Mardi, M. Trudeau offrait de distribuer 5 milliards $ aux provinces qui accepteraient d’adopter certaines de ses priorités en matière de logement, y compris la charte des droits des locataires, d’ici la fin de l’année.

Si les annonces en matière de logement ont engendré des éloges du premier ministre de la Colombie-Britannique, David Eby, il en allait autrement de provinces comme le Québec qui avait immédiatement réclamé un «droit de retrait avec pleine compensation et sans aucune condition».

Appelé à réagir aux commentaires de premiers ministres provinciaux insatisfaits, dont Doug Ford en Ontario qui n’apprécie pas l’approche d’Ottawa, M. Trudeau a répondu qu’il veut travailler avec «les juridictions les plus ambitieuses» au pays.

Ainsi, «idéalement» ce serait avec les provinces – le Québec et la Colombie-Britannique ont d’ailleurs fait des efforts considérables, a-t-il noté -, mais que si elles refusent «ce n’est pas grave, car nous travaillerons simplement directement avec les municipalités qui veulent le faire».

Dans un commentaire légèrement provocateur, M. Trudeau a affirmé que la mairesse de Toronto, Olivia Chow, qui était à ses côtés, lui aurait dit: «Hey! Envoie l’argent supplémentaire à Toronto. Nous construirons plus de maisons.»

«Inacceptables»

Le Parti québécois a qualifié d’«inacceptables» ces «nouvelles intrusions du fédéral dans les compétences du Québec».

«Elles le sont tout autant que l’indolence et l’inaction du gouvernement Legault en la matière, ce qui donne une apparence de légitimité au fédéral dans son mépris du Québec et du partage des pouvoirs entre les gouvernements», a soutenu le député péquiste Joël Arseneau.

Québec solidaire demande aux deux premiers ministres de s’entendre rapidement pour «que les sommes soient transférées au Québec». 

«Justin Trudeau doit respecter les compétences du Québec et François Legault doit exercer les compétences du Québec. (…)  Les Québécois n’ont pas besoin d’une chicane entre deux premiers ministres impopulaires, ils ont besoin de logements», a déclaré le chef parlementaire solidaire Gabriel Nadeau-Dubois.

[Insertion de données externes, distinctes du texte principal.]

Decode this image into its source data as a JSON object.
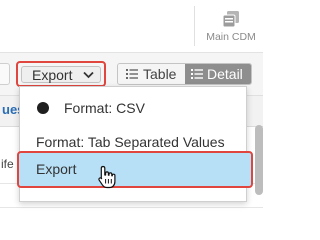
{
  "header": {
    "cdm_button_label": "Main CDM",
    "cdm_icon": "database-copy-icon"
  },
  "toolbar": {
    "export_label": "Export",
    "export_icon": "chevron-down-icon",
    "view_toggle": {
      "table_label": "Table",
      "detail_label": "Detail",
      "selected": "Detail"
    }
  },
  "table": {
    "header_fragment": "ues",
    "row_fragment": "ife"
  },
  "export_menu": {
    "items": [
      {
        "label": "Format: CSV",
        "selected": true
      },
      {
        "label": "Format: Tab Separated Values",
        "selected": false
      },
      {
        "label": "Export",
        "selected": false,
        "hovered": true
      }
    ]
  },
  "colors": {
    "highlight_outline": "#e0453e",
    "hover_background": "#b7e0f6",
    "detail_toggle_active": "#8e8e8e",
    "link_text": "#2a6db5"
  }
}
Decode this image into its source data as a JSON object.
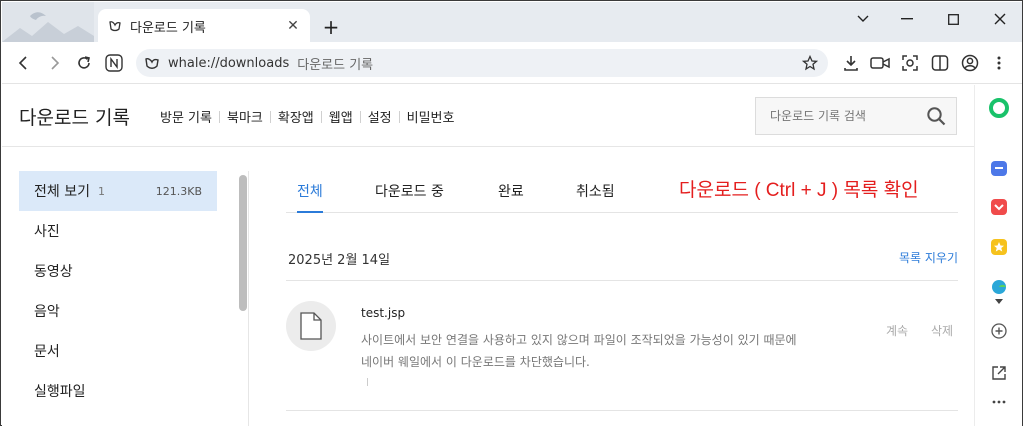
{
  "browser": {
    "tab_title": "다운로드 기록",
    "new_tab_symbol": "+",
    "tab_close_symbol": "✕",
    "url": "whale://downloads",
    "url_label": "다운로드 기록"
  },
  "page": {
    "title": "다운로드 기록",
    "menu": [
      "방문 기록",
      "북마크",
      "확장앱",
      "웹앱",
      "설정",
      "비밀번호"
    ],
    "search_placeholder": "다운로드 기록 검색"
  },
  "categories": [
    {
      "label": "전체 보기",
      "count": "1",
      "size": "121.3KB",
      "active": true
    },
    {
      "label": "사진"
    },
    {
      "label": "동영상"
    },
    {
      "label": "음악"
    },
    {
      "label": "문서"
    },
    {
      "label": "실행파일"
    }
  ],
  "download_tabs": [
    "전체",
    "다운로드 중",
    "완료",
    "취소됨"
  ],
  "annotation": "다운로드 ( Ctrl + J ) 목록 확인",
  "group": {
    "date": "2025년 2월 14일",
    "clear_label": "목록 지우기"
  },
  "item": {
    "filename": "test.jsp",
    "message_line1": "사이트에서 보안 연결을 사용하고 있지 않으며 파일이 조작되었을 가능성이 있기 때문에",
    "message_line2": "네이버 웨일에서 이 다운로드를 차단했습니다.",
    "keep_label": "계속",
    "delete_label": "삭제"
  },
  "colors": {
    "accent": "#2b7bd9",
    "annotation": "#e41e1e",
    "active_category_bg": "#dbe9f9"
  }
}
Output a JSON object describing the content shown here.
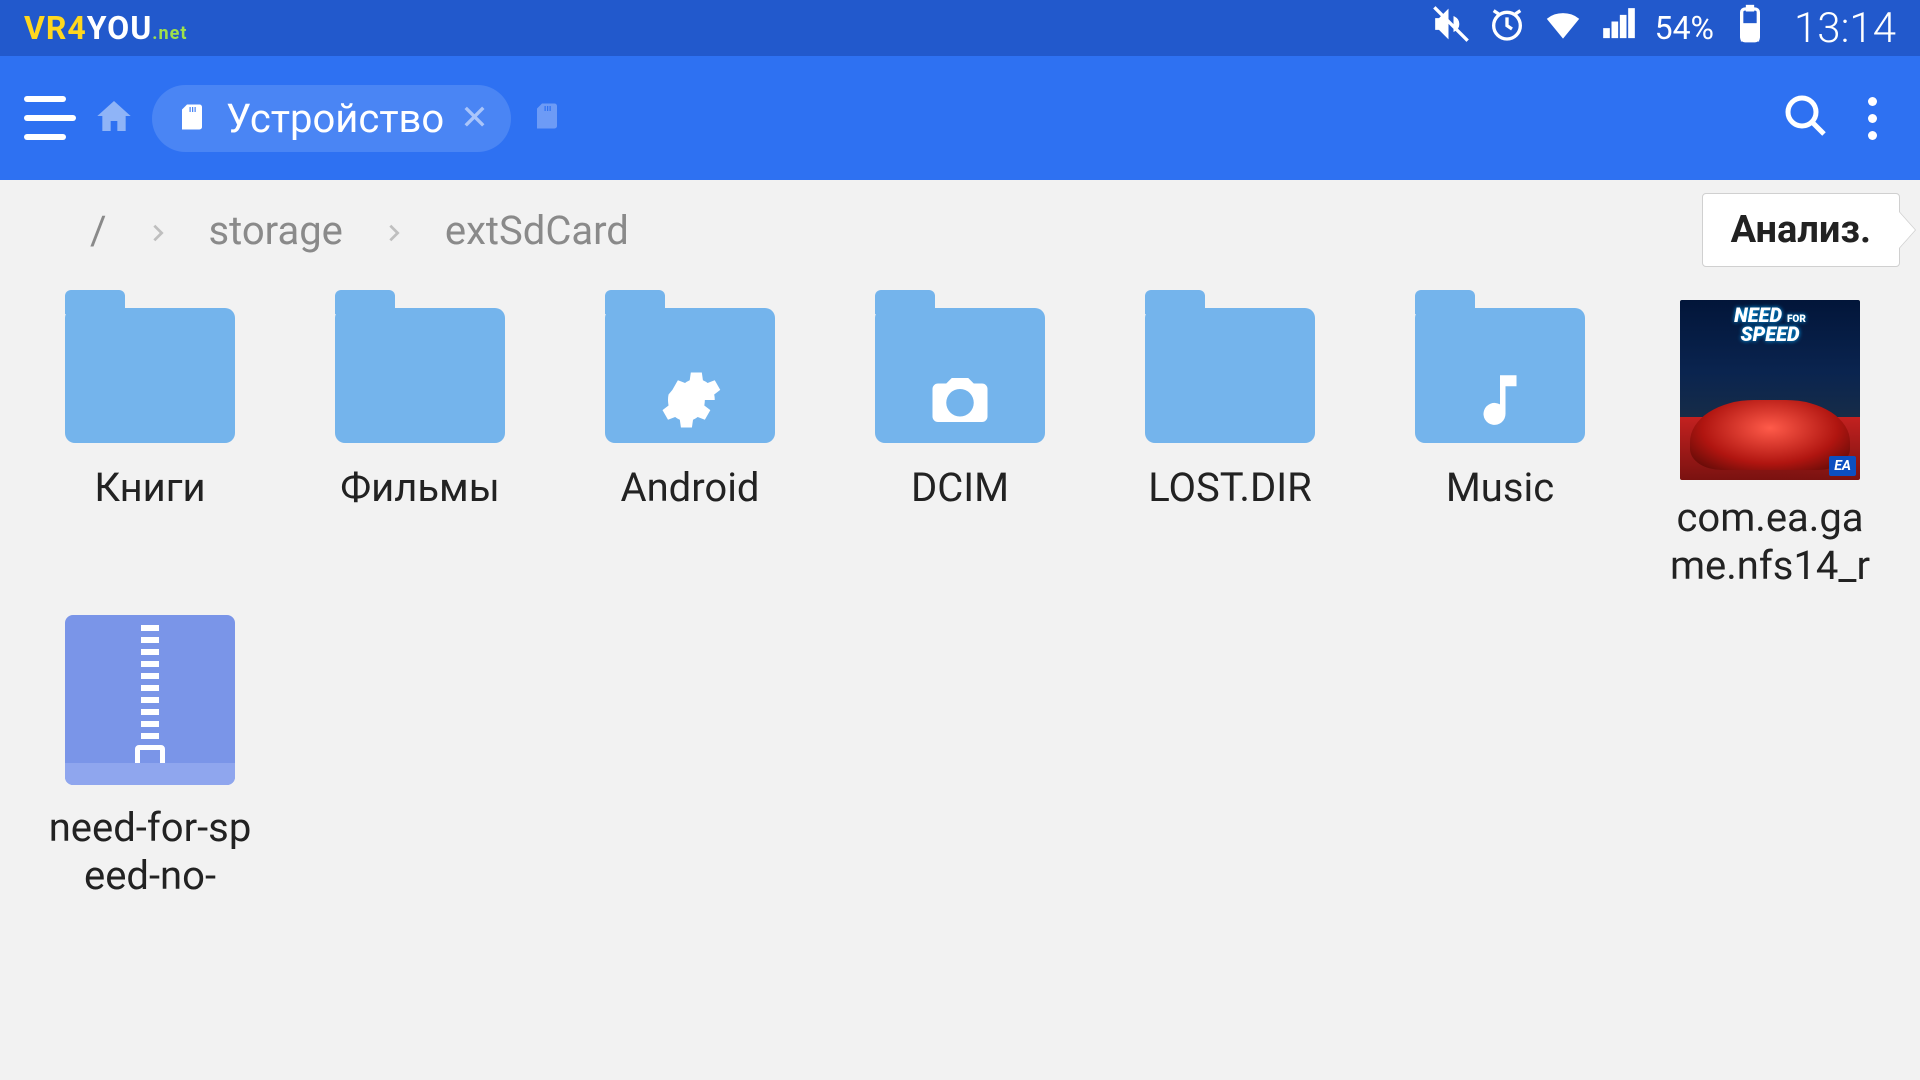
{
  "statusbar": {
    "logo_vr4": "VR4",
    "logo_you": "YOU",
    "logo_net": ".net",
    "battery_pct": "54%",
    "time": "13:14"
  },
  "toolbar": {
    "tab_label": "Устройство"
  },
  "breadcrumbs": [
    "/",
    "storage",
    "extSdCard"
  ],
  "analyze_label": "Анализ.",
  "items": [
    {
      "label": "Книги",
      "type": "folder",
      "overlay": null
    },
    {
      "label": "Фильмы",
      "type": "folder",
      "overlay": null
    },
    {
      "label": "Android",
      "type": "folder",
      "overlay": "gear"
    },
    {
      "label": "DCIM",
      "type": "folder",
      "overlay": "camera"
    },
    {
      "label": "LOST.DIR",
      "type": "folder",
      "overlay": null
    },
    {
      "label": "Music",
      "type": "folder",
      "overlay": "music"
    },
    {
      "label": "com.ea.game.nfs14_r",
      "type": "app",
      "overlay": null
    },
    {
      "label": "need-for-speed-no-",
      "type": "zip",
      "overlay": null
    }
  ],
  "app_thumb": {
    "title_line1": "NEED",
    "title_small": "FOR",
    "title_line2": "SPEED",
    "badge": "EA"
  }
}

Le Parti libéral du Québec a pour sa part indiqué qu’il allait attendre le «budget et les critères du programme».

«Mais nous voulons que le fédéral respecte nos champs de compétence. Il faudra nécessairement qu’il y ait collaboration entre Québec et Ottawa puisqu’il y a urgence d’agir. Il serait inconcevable que cette entente fédérale-provinciale prenne trois ans à se conclure comme ce fut le cas précédemment», a soutenu la députée libérale Virginie Dufour.

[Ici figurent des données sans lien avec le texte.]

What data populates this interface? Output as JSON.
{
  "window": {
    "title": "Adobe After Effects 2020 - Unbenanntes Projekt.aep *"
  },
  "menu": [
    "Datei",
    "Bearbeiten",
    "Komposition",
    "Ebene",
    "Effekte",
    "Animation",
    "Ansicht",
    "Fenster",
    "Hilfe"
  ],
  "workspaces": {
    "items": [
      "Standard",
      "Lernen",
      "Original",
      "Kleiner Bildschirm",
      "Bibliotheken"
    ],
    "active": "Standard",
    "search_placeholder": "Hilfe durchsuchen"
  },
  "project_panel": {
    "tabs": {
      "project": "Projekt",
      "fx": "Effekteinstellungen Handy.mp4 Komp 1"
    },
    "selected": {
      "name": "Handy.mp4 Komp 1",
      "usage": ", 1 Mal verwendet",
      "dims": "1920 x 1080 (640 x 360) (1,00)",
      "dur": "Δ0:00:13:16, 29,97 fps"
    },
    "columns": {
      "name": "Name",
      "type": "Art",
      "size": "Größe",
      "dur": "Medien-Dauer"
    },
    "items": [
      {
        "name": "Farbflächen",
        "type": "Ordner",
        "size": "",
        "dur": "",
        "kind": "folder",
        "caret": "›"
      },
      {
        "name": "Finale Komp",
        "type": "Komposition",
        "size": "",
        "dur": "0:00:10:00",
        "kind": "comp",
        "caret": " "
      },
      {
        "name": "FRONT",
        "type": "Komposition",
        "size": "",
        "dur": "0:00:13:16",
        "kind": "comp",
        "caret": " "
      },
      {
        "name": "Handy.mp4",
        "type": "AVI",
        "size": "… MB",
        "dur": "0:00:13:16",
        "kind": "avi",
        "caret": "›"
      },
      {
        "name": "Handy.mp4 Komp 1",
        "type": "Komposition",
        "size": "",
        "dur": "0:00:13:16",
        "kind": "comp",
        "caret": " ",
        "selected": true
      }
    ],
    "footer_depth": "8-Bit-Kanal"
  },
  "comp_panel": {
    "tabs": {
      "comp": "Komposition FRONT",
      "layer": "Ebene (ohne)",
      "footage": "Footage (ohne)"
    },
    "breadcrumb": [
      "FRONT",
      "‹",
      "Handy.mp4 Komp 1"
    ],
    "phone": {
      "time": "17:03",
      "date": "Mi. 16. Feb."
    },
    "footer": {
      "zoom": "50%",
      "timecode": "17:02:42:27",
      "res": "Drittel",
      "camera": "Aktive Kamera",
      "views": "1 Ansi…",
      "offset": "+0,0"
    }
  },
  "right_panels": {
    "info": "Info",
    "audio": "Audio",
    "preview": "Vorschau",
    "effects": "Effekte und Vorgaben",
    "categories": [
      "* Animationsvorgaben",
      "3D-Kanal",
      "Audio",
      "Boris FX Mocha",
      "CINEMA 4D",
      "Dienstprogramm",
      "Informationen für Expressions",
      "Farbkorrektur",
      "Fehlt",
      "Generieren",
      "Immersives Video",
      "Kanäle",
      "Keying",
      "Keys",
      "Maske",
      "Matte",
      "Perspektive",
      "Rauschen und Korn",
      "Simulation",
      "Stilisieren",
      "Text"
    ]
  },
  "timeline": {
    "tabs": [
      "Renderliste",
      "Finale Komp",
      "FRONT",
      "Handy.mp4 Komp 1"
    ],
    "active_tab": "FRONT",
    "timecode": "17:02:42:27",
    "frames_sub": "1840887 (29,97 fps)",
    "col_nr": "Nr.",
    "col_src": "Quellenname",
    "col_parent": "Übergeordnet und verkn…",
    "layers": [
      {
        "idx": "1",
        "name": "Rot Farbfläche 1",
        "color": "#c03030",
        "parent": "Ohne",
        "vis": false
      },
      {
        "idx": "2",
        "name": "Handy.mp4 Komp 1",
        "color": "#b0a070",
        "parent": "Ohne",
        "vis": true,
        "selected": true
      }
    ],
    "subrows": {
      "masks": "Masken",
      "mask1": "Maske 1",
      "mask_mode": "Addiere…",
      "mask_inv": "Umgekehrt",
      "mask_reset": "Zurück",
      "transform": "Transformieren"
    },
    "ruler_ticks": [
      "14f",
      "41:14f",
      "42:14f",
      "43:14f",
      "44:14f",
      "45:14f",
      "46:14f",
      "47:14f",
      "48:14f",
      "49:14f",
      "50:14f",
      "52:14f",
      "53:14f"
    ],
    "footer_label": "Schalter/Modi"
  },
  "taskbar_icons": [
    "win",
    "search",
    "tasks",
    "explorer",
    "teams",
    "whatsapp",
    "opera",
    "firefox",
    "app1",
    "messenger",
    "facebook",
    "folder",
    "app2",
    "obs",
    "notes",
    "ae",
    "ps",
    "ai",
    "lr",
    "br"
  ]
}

Le Bloc québécois a de nouveau demandé que les sommes annoncées par le fédéral soient directement transférées à Québec sans conditions. «Ottawa doit cesser de multiplier les ingérences, financer les programmes existants québécois et se concentrer sur ses propres compétences», a dit le député bloquiste Denis Trudel.

Le Nouveau Parti démocratique a critiqué l’annonce de mercredi et la stratégie qui la sous-tend, affirmant que 97 % des logements construits dans le cadre du programme de prêts ne sont pas abordables.

«La stratégie de Trudeau en matière de logement, déconnectée de la réalité, est dominée par des prêts accordés à des promoteurs à but lucratif qui n’aident pas les Canadiens qui ont besoin d’un logement abordable», a déclaré le porte-parole du NPD en matière de logement, Jenny Kwan.

Les conservateurs ont quant à eux affirmé qu’il semble s’agir davantage d’une autre «politique ratée» du gouvernement, soulignant que plus de la moitié des fonds disponibles dans le cadre du programme de prêts pour la construction de logements ne sont pas alloués.